If you have been considering purchasing a new salt water pool or if you want to convert your existing chlorine system with a salt system, then you should consider a few common misconceptions. With the sudden popularity of these pools there are a lot of myths that have been propagated by owners and sellers alike.
No more worrying about pH levels.
Keeping salt pools clear of germs and algae requires a balance of germ killing chemicals. Chlorine is the primary disinfectant used in a pool. Many homeowners though find that they are needing to add more chlorine to effectively kill germs. This can be attributed to high pH levels. A balanced pH and alkaline level is essential to maintaining optimum chlorination. Not only that but pH levels will also affect the comfort of swimmers. Levels about 7.8 could lead to eye and skin irritation. Most pool owners convert to salt water pools because they are told they are maintenance free. This is not true. Balanced water is essential and this requires frequent testing.
You can taste both the salt and the chlorine.
A properly maintained salt water pool has a salinity level around 10 per cent of water from the ocean. Most salt water pool owners can attest to the fact that the water in a salt water pool is very similar to that of water that has been softened. Soft water has a better feel and is less harsh on skin and clothing. Salt water pools with the proper level of salt will not have a noticeable difference in taste.
Salt water pools don’t require maintenance.
New owners of salt water pools quickly discover that these systems do require maintenance. While you do not have to continually add chlorine as with standard pools you do need to maintain the chlorine generation cells. Most salt water pools use titanium plates that are electronically charged to turn salt water into chlorine. Calcium builds up in the ‘cells’ and must be cleaned. Failure to do so will result in reduced chlorine generation and your pool will no longer be able to fight off germs and algae. Maintaining proper salt levels will also shorten the life of the chlorine generation cells. So there are times when either water or additional salt will need to be added to the pool.

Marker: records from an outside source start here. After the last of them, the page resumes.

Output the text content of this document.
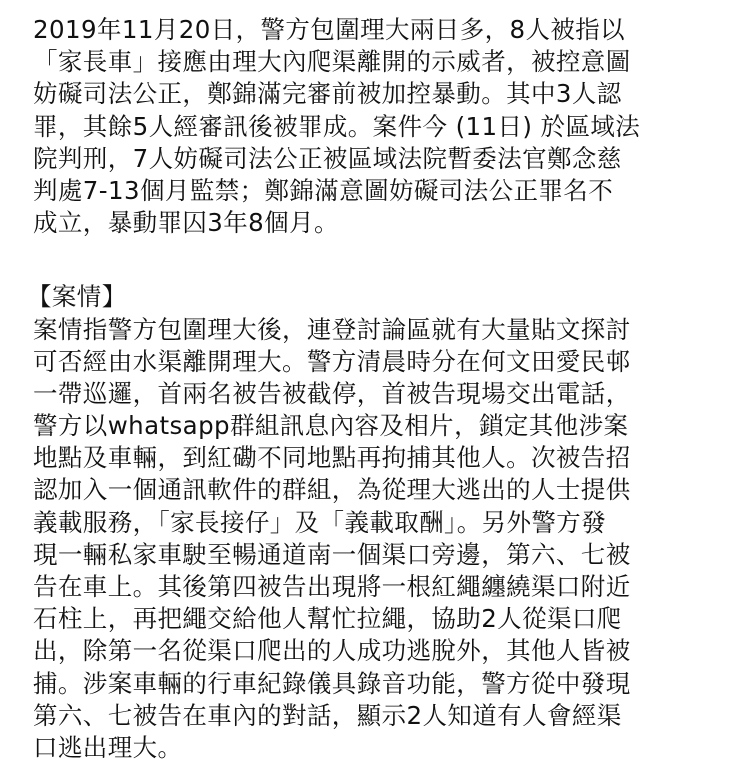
2019年11月20日，警方包圍理大兩日多，8人被指以
「家長車」接應由理大內爬渠離開的示威者，被控意圖
妨礙司法公正，鄭錦滿完審前被加控暴動。其中3人認
罪，其餘5人經審訊後被罪成。案件今 (11日) 於區域法
院判刑，7人妨礙司法公正被區域法院暫委法官鄭念慈
判處7-13個月監禁；鄭錦滿意圖妨礙司法公正罪名不
成立，暴動罪囚3年8個月。
【案情】
案情指警方包圍理大後，連登討論區就有大量貼文探討
可否經由水渠離開理大。警方清晨時分在何文田愛民邨
一帶巡邏，首兩名被告被截停，首被告現場交出電話，
警方以whatsapp群組訊息內容及相片，鎖定其他涉案
地點及車輛，到紅磡不同地點再拘捕其他人。次被告招
認加入一個通訊軟件的群組，為從理大逃出的人士提供
義載服務，「家長接仔」及「義載取酬」。另外警方發
現一輛私家車駛至暢通道南一個渠口旁邊，第六、七被
告在車上。其後第四被告出現將一根紅繩纏繞渠口附近
石柱上，再把繩交給他人幫忙拉繩，協助2人從渠口爬
出，除第一名從渠口爬出的人成功逃脫外，其他人皆被
捕。涉案車輛的行車紀錄儀具錄音功能，警方從中發現
第六、七被告在車內的對話，顯示2人知道有人會經渠
口逃出理大。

Salt water pools are cheaper then regular pools.
There is a lot of confusion on this point. So let’s clear things up. The cost savings on one of these pools is based primarily on how long you own the pool and how well it is maintained. This is because salt pools are initially more expensive to install. Over a short period of time a standard chlorine system is cheaper. However continued operation costs over the next couple of years will begin to surpass that of a salt water pool. Chlorinated pools are constantly losing chlorine. Sunlight, splash outs and inclement weather are usually reducing the amount of chlorine requiring the use of chlorine pucks and pool shock systems. These can be expensive and dangerous to handle. There are other costs associated with salt water pools. Replacing pave stones, pump parts and chlorine generators can be expensive. In the end salt water pools aren’t very cheap at all.